Aynı konuda Darmstädter Echo gazetesinin yorumunda sorunun farklı bir çözümü olması gerektiği savunuluyor:
"Devlet acaba gerçekten doğru gruba yönelik iş mi yapıyor? Yüz kişiden biraz fazla Afganın sınır dışı edilmesi istenirken Arap ülkelerinden ve Afrika kıtasından binlerce kişi burada kalabiliyor. İnsanlık ve adalet hangi kriterlere göre garanti edilecek, bunu bilen yok. Sığınma hakkı bir çeşit piyangoya dönüştü. Bu durumla mücadele için en uygun olan şey bir göç yasasıdır. Aksi takdirde başka çılgın biri çıkıp bomba yağdırdığında yeni tur sınır dışı tartışmalarına girmek zorunda kalabiliriz. Kabil’e mültecilerin gönderilmesinin askıya alınması sorunu çözmüyor, sadece erteliyor.”

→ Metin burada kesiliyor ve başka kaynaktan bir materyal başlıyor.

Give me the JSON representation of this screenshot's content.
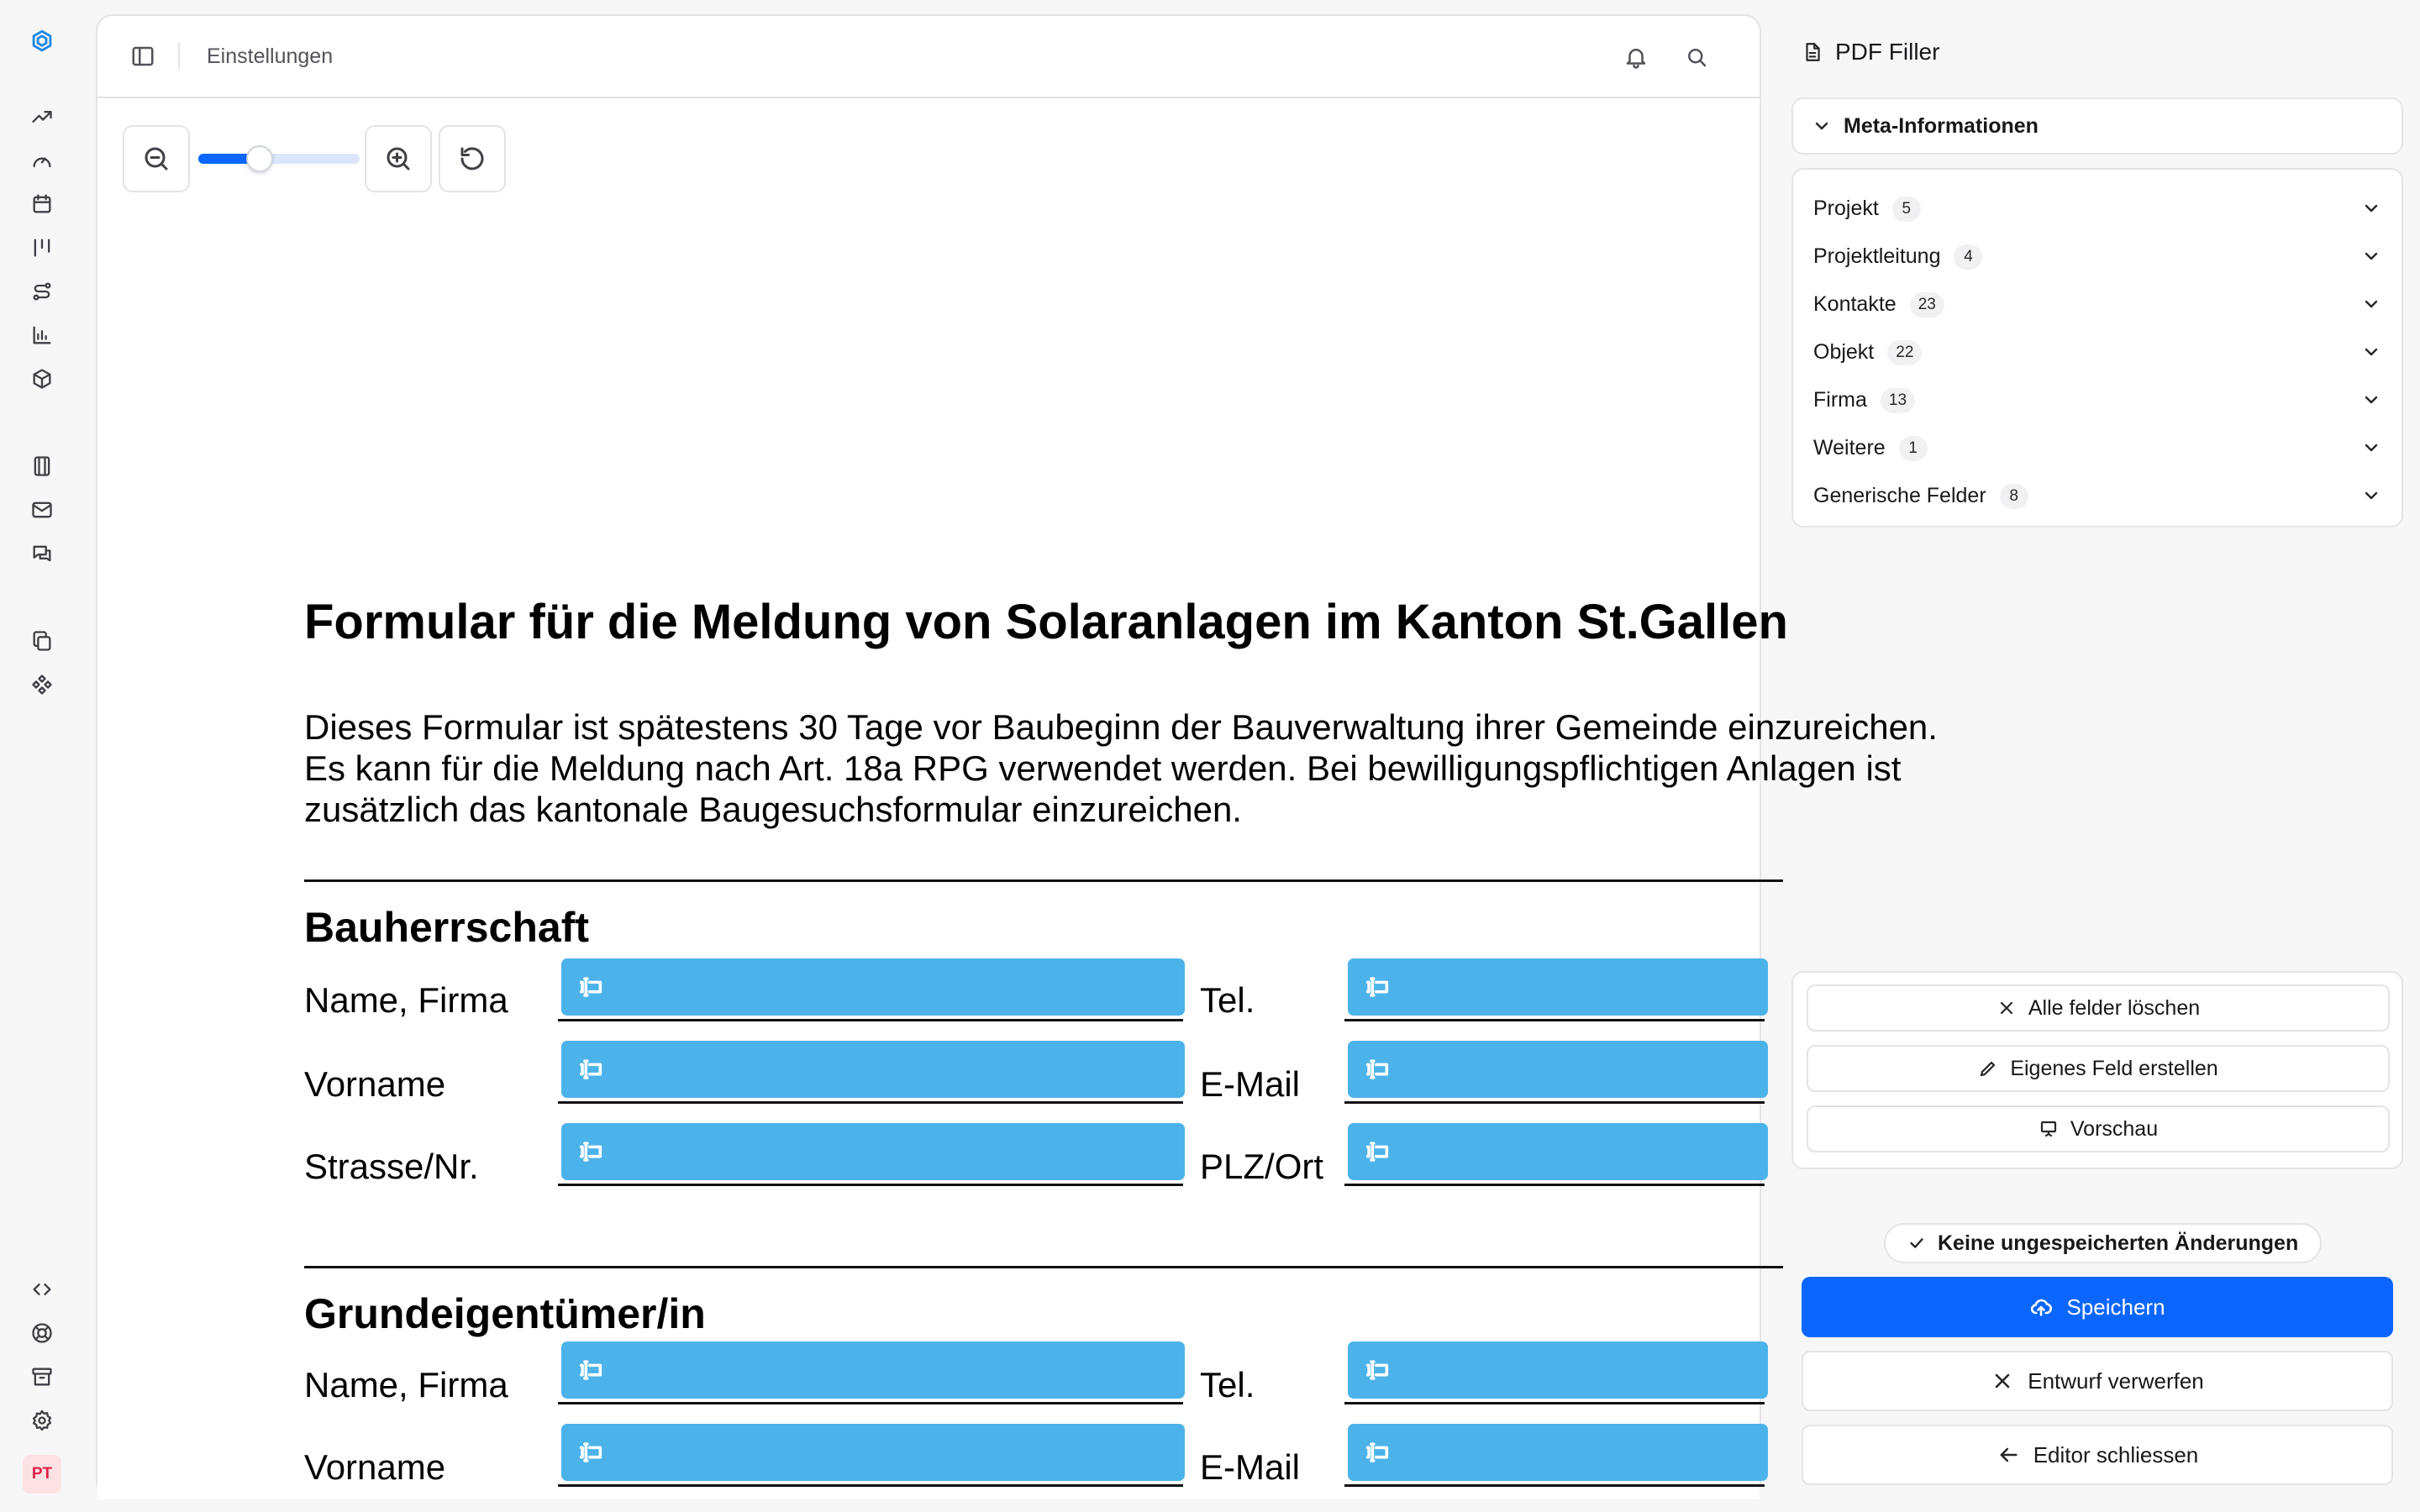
{
  "topbar": {
    "breadcrumb": "Einstellungen"
  },
  "rail": {
    "icons": [
      "logo-icon",
      "trending-icon",
      "gauge-icon",
      "calendar-icon",
      "columns-icon",
      "route-icon",
      "chart-icon",
      "box-icon",
      "file-stack-icon",
      "mail-icon",
      "chat-icon",
      "copy-icon",
      "components-icon",
      "code-icon",
      "lifebuoy-icon",
      "archive-icon",
      "gear-icon"
    ],
    "avatar_initials": "PT",
    "avatar_color": "#e11d48"
  },
  "zoom": {
    "level": 0.38
  },
  "document": {
    "title": "Formular für die Meldung von Solaranlagen im Kanton St.Gallen",
    "paragraph": [
      "Dieses Formular ist spätestens 30 Tage vor Baubeginn der Bauverwaltung ihrer Gemeinde einzureichen.",
      "Es kann für die Meldung nach Art. 18a RPG verwendet werden. Bei bewilligungspflichtigen Anlagen ist",
      "zusätzlich das kantonale Baugesuchsformular einzureichen."
    ],
    "sections": [
      {
        "heading": "Bauherrschaft",
        "rows": [
          {
            "left": "Name, Firma",
            "right": "Tel."
          },
          {
            "left": "Vorname",
            "right": "E-Mail"
          },
          {
            "left": "Strasse/Nr.",
            "right": "PLZ/Ort"
          }
        ]
      },
      {
        "heading": "Grundeigentümer/in",
        "rows": [
          {
            "left": "Name, Firma",
            "right": "Tel."
          },
          {
            "left": "Vorname",
            "right": "E-Mail"
          }
        ]
      }
    ],
    "field_color": "#4cb3ea"
  },
  "panel": {
    "title": "PDF Filler",
    "meta_label": "Meta-Informationen",
    "groups": [
      {
        "label": "Projekt",
        "count": "5"
      },
      {
        "label": "Projektleitung",
        "count": "4"
      },
      {
        "label": "Kontakte",
        "count": "23"
      },
      {
        "label": "Objekt",
        "count": "22"
      },
      {
        "label": "Firma",
        "count": "13"
      },
      {
        "label": "Weitere",
        "count": "1"
      },
      {
        "label": "Generische Felder",
        "count": "8"
      }
    ],
    "actions": {
      "clear": "Alle felder löschen",
      "custom": "Eigenes Feld erstellen",
      "preview": "Vorschau"
    },
    "status": "Keine ungespeicherten Änderungen",
    "save": "Speichern",
    "discard": "Entwurf verwerfen",
    "close": "Editor schliessen",
    "accent": "#0a66ff"
  }
}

Der neue Tag gazetesi ise yorumunda konuya farklı bir açıdan bakıyor ve ‘Hükümet önceleri uyarılara kulak vermiş olsaydı, önceden önlem alınırdı" değerlendirmesinde bulunuyor:
“Afganistan’da güvenli bölgeler var mı? Reinhard Erös "Elbette ki" diyor: Ülkenin kuzeydoğusunda denizden 3 bin 500 ila 7 bin metre yükseklikteki Vahan Koridoru’nda, ya da güneyde sıcaklığın 50 derecenin üzerine çıktığı Registan çölünde. Bu tür açıklamalarla kimi zaman insan Afganistan’daki çocuklara yardım örgütünü kuran Dr. Erös gibi kinayeli bir konuma düşebilir. Federal hükümet eğer daha önceleri Dr. Erös gibilerinin uyarılarına kulak verseydi, belki o zaman sınır dışı uygulamalarının askıya alınması kararı çok daha önce gelebilirdi.”